El país se encamina, bamboleante, hacia el final del gobierno de Cambiemos. Esta organización o mejor dicho esta combinación política hizo honor a su nombre: cambió muchas cosas. Pero todas para mal. Lo ha hecho hasta extremos que la gran mayoría de quienes lo votaron o que le allanaron, voluntaria o involuntariamente, el camino, creyeron que era imposible. La devastación instrumentada por el gobierno Macri no tiene paralelo en la historia argentina y ha supuesto una gran derrota. La pequeña y mediana industria está paralizada, el desempleo impera, se propagan enfermedades que antes estaban acotadas por la salud pública, el crédito no existe o es leonino (lo que viene a ser lo mismo); la ciencia y la tecnología se han frenado en su desarrollo, las fuerzas armadas están reducidas a su mínima expresión y  no se les fija otro objetivo que no sea el combate al narcotráfico; la inflación es galopante y la deuda frente a los organismos financieros internacionales, inexistente al principio de la gestión, compromete teóricamente al país a un siglo de servidumbre para satisfacer el repago de empréstitos contraídos irresponsablemente para financiar el desabastecimiento de las arcas del estado. Desabastecimiento generado por la libre flotación del dólar, la licuación del peso, la eliminación de las retenciones, la fuga de divisas, la bicicleta especulativa y los negocios del círculo de los amigos.

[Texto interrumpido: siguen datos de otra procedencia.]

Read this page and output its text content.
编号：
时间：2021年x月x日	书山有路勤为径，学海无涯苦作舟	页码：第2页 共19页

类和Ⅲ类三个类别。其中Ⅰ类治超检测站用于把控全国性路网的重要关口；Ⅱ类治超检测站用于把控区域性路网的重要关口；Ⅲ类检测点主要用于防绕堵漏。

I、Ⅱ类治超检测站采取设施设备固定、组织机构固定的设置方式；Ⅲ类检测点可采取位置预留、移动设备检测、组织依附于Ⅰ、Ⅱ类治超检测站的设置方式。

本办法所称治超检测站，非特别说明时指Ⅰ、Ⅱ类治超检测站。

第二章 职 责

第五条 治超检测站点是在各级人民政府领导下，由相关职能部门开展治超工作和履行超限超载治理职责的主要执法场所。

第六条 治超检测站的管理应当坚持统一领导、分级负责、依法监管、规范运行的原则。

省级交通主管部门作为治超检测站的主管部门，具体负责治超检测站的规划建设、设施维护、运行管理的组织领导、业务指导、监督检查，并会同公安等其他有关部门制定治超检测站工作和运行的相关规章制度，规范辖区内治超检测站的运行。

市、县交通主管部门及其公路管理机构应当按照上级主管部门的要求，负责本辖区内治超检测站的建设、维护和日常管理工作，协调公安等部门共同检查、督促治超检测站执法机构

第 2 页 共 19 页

No hay inocentes en este desastre. Por supuesto, unos son mucho más culpables que otros pero, como país, todos somos, de alguna manera, responsables de este ejercicio de desmemoria que nos llevó a la catástrofe. ¿Cómo no se pudo iluminar a los olvidadizos  respecto a quiénes eran los que venían en el caballo de Troya de Cambiemos? ¿Cómo tanta gente pudo ignorar la historia que nos ha habitado a lo largo de nuestra existencia como nación y, sobre todo, cómo se pudo dejar de lado la experiencia de lo sucedido desde que la casta oligárquica quedó descolocada respecto al mundo en el que había prosperado y, en vez de adaptarse a la nueva realidad, se esforzó con una furia demente en aferrarse al pasado y en pretender, una y otra vez, regresar al país factoría, a la semicolonia privilegiada de ocho millones de habitantes? A esa factoría que, contra toda lógica, los epígonos de la vieja oligarquía ahora pretenden reinventar volviendo hacia atrás el reloj de la historia. Pero si incluso tienen el tupé de decir que quienes creemos  que ese mundo está acabado somos reaccionarios, pues son ellos los que van en el sentido de los tiempos.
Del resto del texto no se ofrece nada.